Start with the purported two-day pause. If you believed CNN's resident
ex-general Wesley Clark, it was an omen of disaster. The troops furthest
into Iraq risked being cut off from supplies, fuel and ammunition, he said.
And Clark deserved to be taken seriously, his admirers added, since he was
a former NATO commander and the man who ran Bill Clinton's war in Kosovo.
Problem is, the pause wasn't anything of the kind. While Clark and his
allies were warning of operations being bogged down, the final push to
Baghdad was under way on multiple fronts.
A cynic might see a political motive in Clark's scepticism: he is prominent
among the handful of Democrats mulling bids for the White House in 2004. If
things go badly in Iraq, who better than a far-sighted general to lead the
nation through the troubled times to come?

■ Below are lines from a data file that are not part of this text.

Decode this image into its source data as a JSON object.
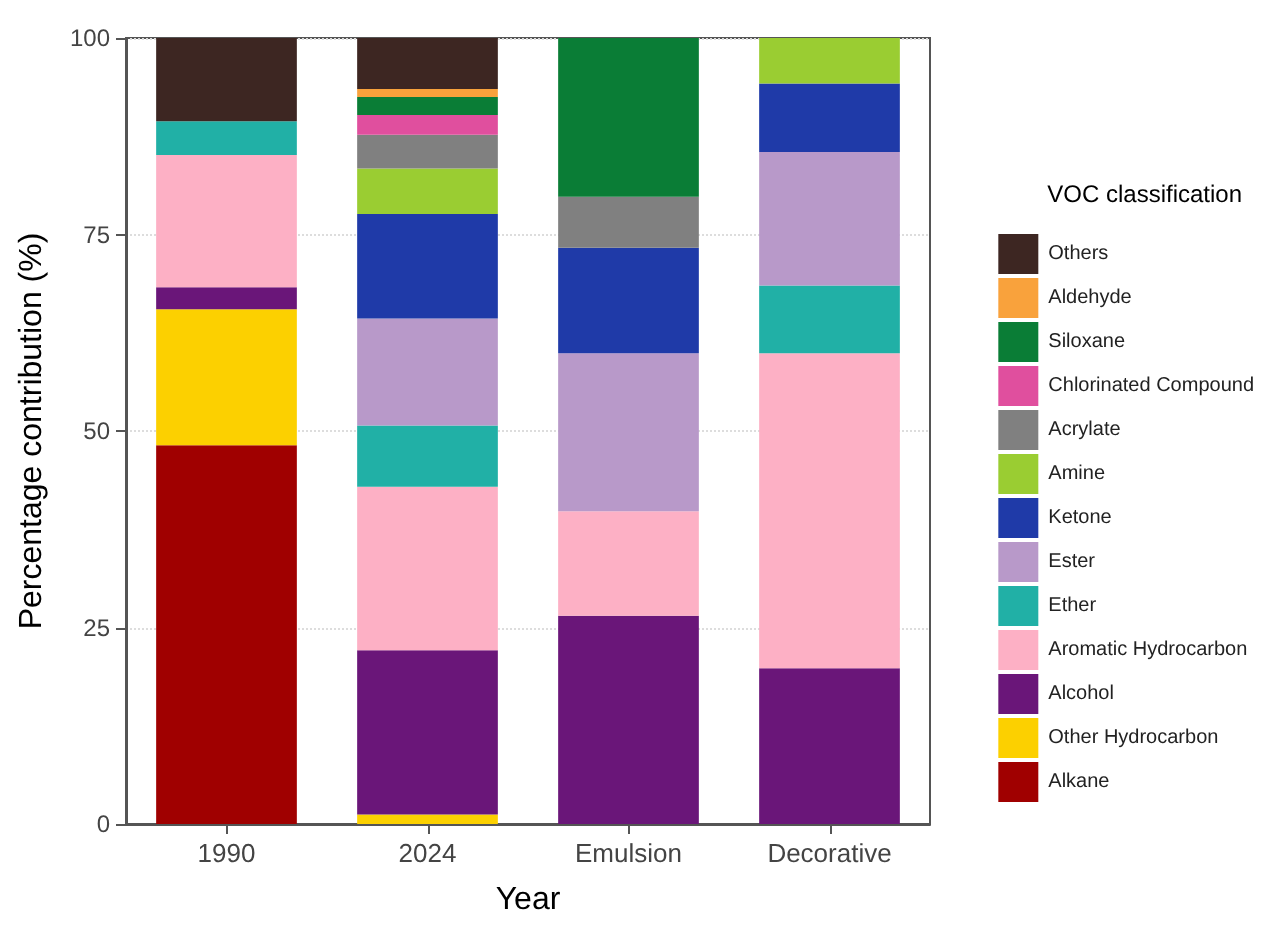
{
  "chart_data": {
    "type": "bar",
    "stacked": true,
    "xlabel": "Year",
    "ylabel": "Percentage contribution (%)",
    "legend_title": "VOC classification",
    "legend": "right",
    "grid": "y",
    "categories": [
      "1990",
      "2024",
      "Emulsion",
      "Decorative"
    ],
    "ylim": [
      0,
      100
    ],
    "yticks": [
      0,
      25,
      50,
      75,
      100
    ],
    "series": [
      {
        "name": "Alkane",
        "color": "#a00000",
        "values": [
          48.2,
          null,
          null,
          null
        ]
      },
      {
        "name": "Other Hydrocarbon",
        "color": "#fcd000",
        "values": [
          17.3,
          1.2,
          null,
          null
        ]
      },
      {
        "name": "Alcohol",
        "color": "#6a1679",
        "values": [
          2.8,
          20.9,
          26.5,
          19.8
        ]
      },
      {
        "name": "Aromatic Hydrocarbon",
        "color": "#fdb0c5",
        "values": [
          16.8,
          20.8,
          13.3,
          40.1
        ]
      },
      {
        "name": "Ether",
        "color": "#21b0a6",
        "values": [
          4.3,
          7.8,
          null,
          8.6
        ]
      },
      {
        "name": "Ester",
        "color": "#b899c9",
        "values": [
          null,
          13.6,
          20.1,
          17.0
        ]
      },
      {
        "name": "Ketone",
        "color": "#1f3aa8",
        "values": [
          null,
          13.3,
          13.4,
          8.7
        ]
      },
      {
        "name": "Amine",
        "color": "#9acd32",
        "values": [
          null,
          5.8,
          null,
          5.8
        ]
      },
      {
        "name": "Acrylate",
        "color": "#808080",
        "values": [
          null,
          4.3,
          6.5,
          null
        ]
      },
      {
        "name": "Chlorinated Compound",
        "color": "#e04f9e",
        "values": [
          null,
          2.5,
          null,
          null
        ]
      },
      {
        "name": "Siloxane",
        "color": "#0a7d36",
        "values": [
          null,
          2.3,
          20.2,
          null
        ]
      },
      {
        "name": "Aldehyde",
        "color": "#f9a23c",
        "values": [
          null,
          1.0,
          null,
          null
        ]
      },
      {
        "name": "Others",
        "color": "#3d2622",
        "values": [
          10.6,
          6.5,
          null,
          null
        ]
      }
    ]
  }
}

Personal ambition may explain Clark's motives, but what of the unnamed
Pentagon sources who rushed to support his analysis? Since Clark was one of
the most reviled and disliked generals in recent US history, it couldn't
have been personal loyalty or respect.
Call it an alliance of convenience, the real targets being Rumsfeld and
Vice-President Dick Cheney, who was Secretary of Defence under Bush the
Elder in the first Gulf War. Cheney was an early enthusiast for a
revolutionary doctrine that says massive force and sweeping momentum win
battles - a theory that didn't sit well with the more traditional Norman
Schwarzkopf, who favoured treating the Iraqis much as he would have handled
the Soviets in Western Europe - direct and overwhelming force brought to
bear in a climactic battle.
Cheney objected strenuously. Under his plan - the one that eventually
carried the day - a seaborne assault swept the Iraqis out of Kuwait while
bombers pounded enemy entrenchments as an armoured column swept around in
an unexpected "left hook" to cut off their retreat.

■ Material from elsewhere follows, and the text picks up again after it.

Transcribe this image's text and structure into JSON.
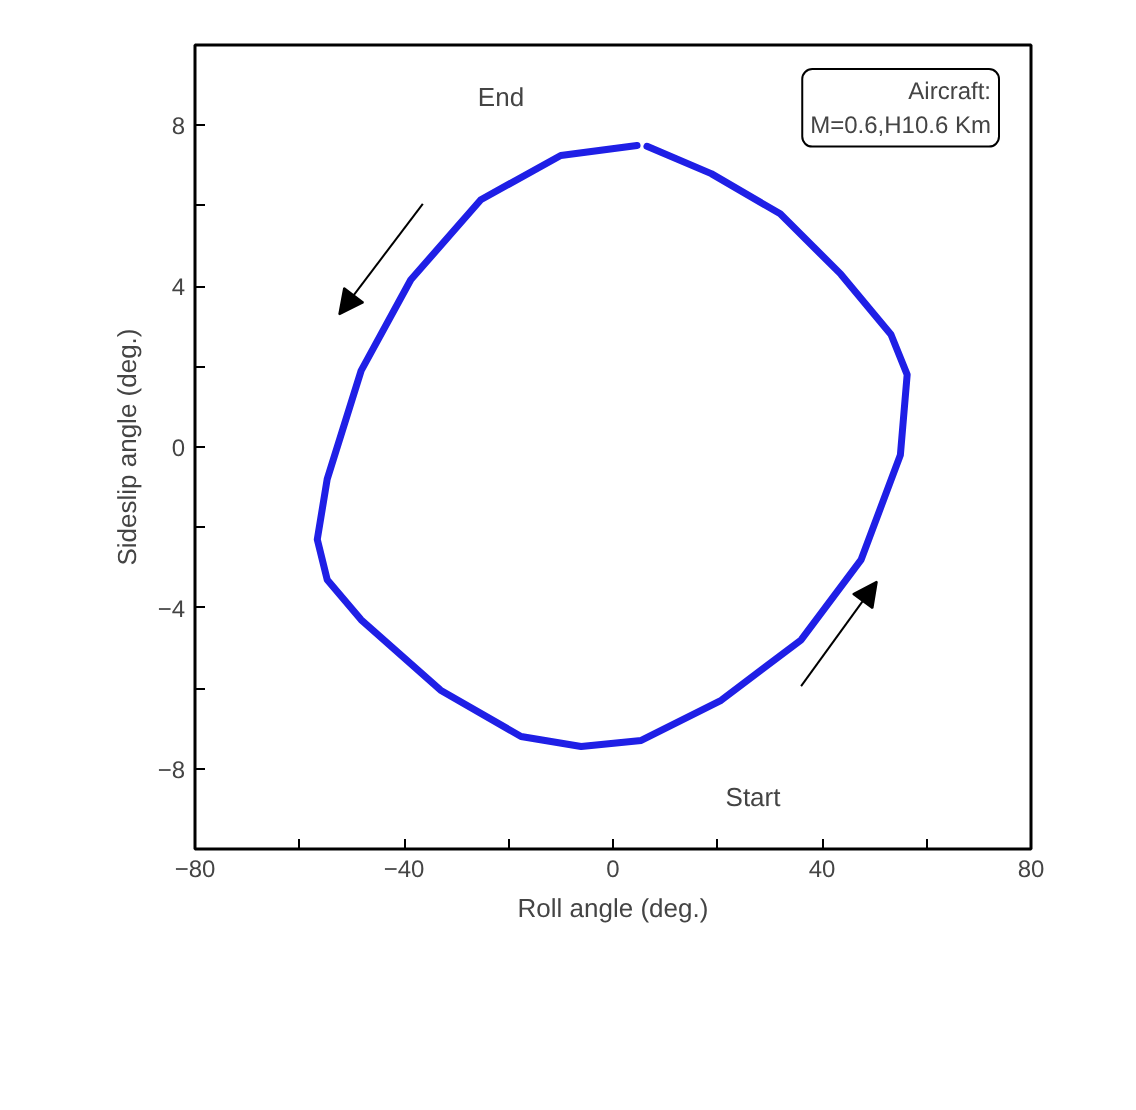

It went according to plan - almost. Drilled in the traditional doctrine of
anti-Soviet warfare, the general throwing the vital hook, the one that was
supposed to block all avenues of escape, stopped cold and sat pat to
consolidate his position, just as he would have done if he had been facing
Moscow's finest. Enough Iraqis escaped with their tanks to put down the
subsequent rebellions by Shiites and Kurds.

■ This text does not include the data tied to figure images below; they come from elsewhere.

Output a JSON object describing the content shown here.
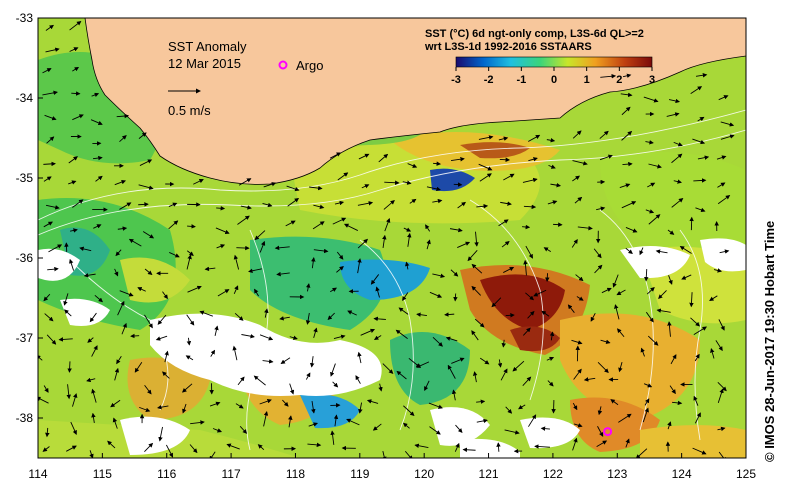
{
  "map": {
    "title": "SST Anomaly",
    "date": "12 Mar 2015",
    "argo_label": "Argo",
    "velocity_scale_label": "0.5 m/s",
    "legend": {
      "line1": "SST (°C) 6d ngt-only comp, L3S-6d QL>=2",
      "line2": "wrt L3S-1d 1992-2016 SSTAARS",
      "ticks": [
        "-3",
        "-2",
        "-1",
        "0",
        "1",
        "2",
        "3"
      ],
      "colors": [
        "#1a0a6e",
        "#0066cc",
        "#20c0e0",
        "#3cd47a",
        "#c8e62a",
        "#f0a020",
        "#c04010",
        "#7a0a0a"
      ]
    },
    "x_ticks": [
      "114",
      "115",
      "116",
      "117",
      "118",
      "119",
      "120",
      "121",
      "122",
      "123",
      "124",
      "125"
    ],
    "y_ticks": [
      "-33",
      "-34",
      "-35",
      "-36",
      "-37",
      "-38"
    ],
    "credit": "© IMOS 28-Jun-2017 19:30 Hobart Time",
    "argo_floats": [
      {
        "lon": 122.85,
        "lat": -38.17
      }
    ],
    "colors": {
      "land": "#f7c79c",
      "no_data": "#ffffff",
      "argo_marker": "#ff00ff"
    }
  }
}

And who was that general? None other than Barry McCaffrey, who received a
pro forma promotion before being squeezed out of the military. Today, after
a stint in the Clinton White House, he is NBC's in-house military guru and
one of the current campaign's biggest critics.
Meanwhile, Rumsfeld is playing the Cheney role, and his domineering
influence at the Pentagon is resented even more than that of his
predecessor. Cheney talked about scrapping big-ticket weapons programs, but
never actually managed to kill any of them. By contrast, the acerbic
Rumsfeld has been far more lethal.
Convinced that the generals were living in the past, he fought and won a
vicious bureaucratic battle to kill a lumbering behemoth of an artillery
system known as the Crusader, which critics said would be a cumbersome
liability against the sort of opposition being encountered in Iraq. In
times of peace, promotions come from managing procurement projects, and a
lot of careers hit a bitter dead end when the Crusader was spiked.
Same with the Osprey, another billion-dollar turkey that takes off like a
helicopter, rotates the huge propellers on the end of its stumpy wings
through 90 degrees, and flies like a plane. Rumsfeld harbours grave doubts
about the Osprey, which has so far killed more than 30 test pilots and
servicemen, but has begged off a fight with the congressmen in whose
districts it is built. This is despite what a disgusted Marine Corps
captain described in a letter to Aviation Week magazine as its habit of
"tumbling from the sky like a toy".
So what happened last week, just ever-so-coincidentally as Rumsfeld was
being pounded for mismanaging the war? The Pentagon and its congressional
allies seized the moment to announce that the Osprey had passed its latest
tests and was that much closer to going into full production.
Hammering your enemy when he is otherwise occupied is a military doctrine
as old as the Greeks. In Washington, however, that doesn't restrict the
list of targets to a dictator in a bunker deep beneath Baghdad.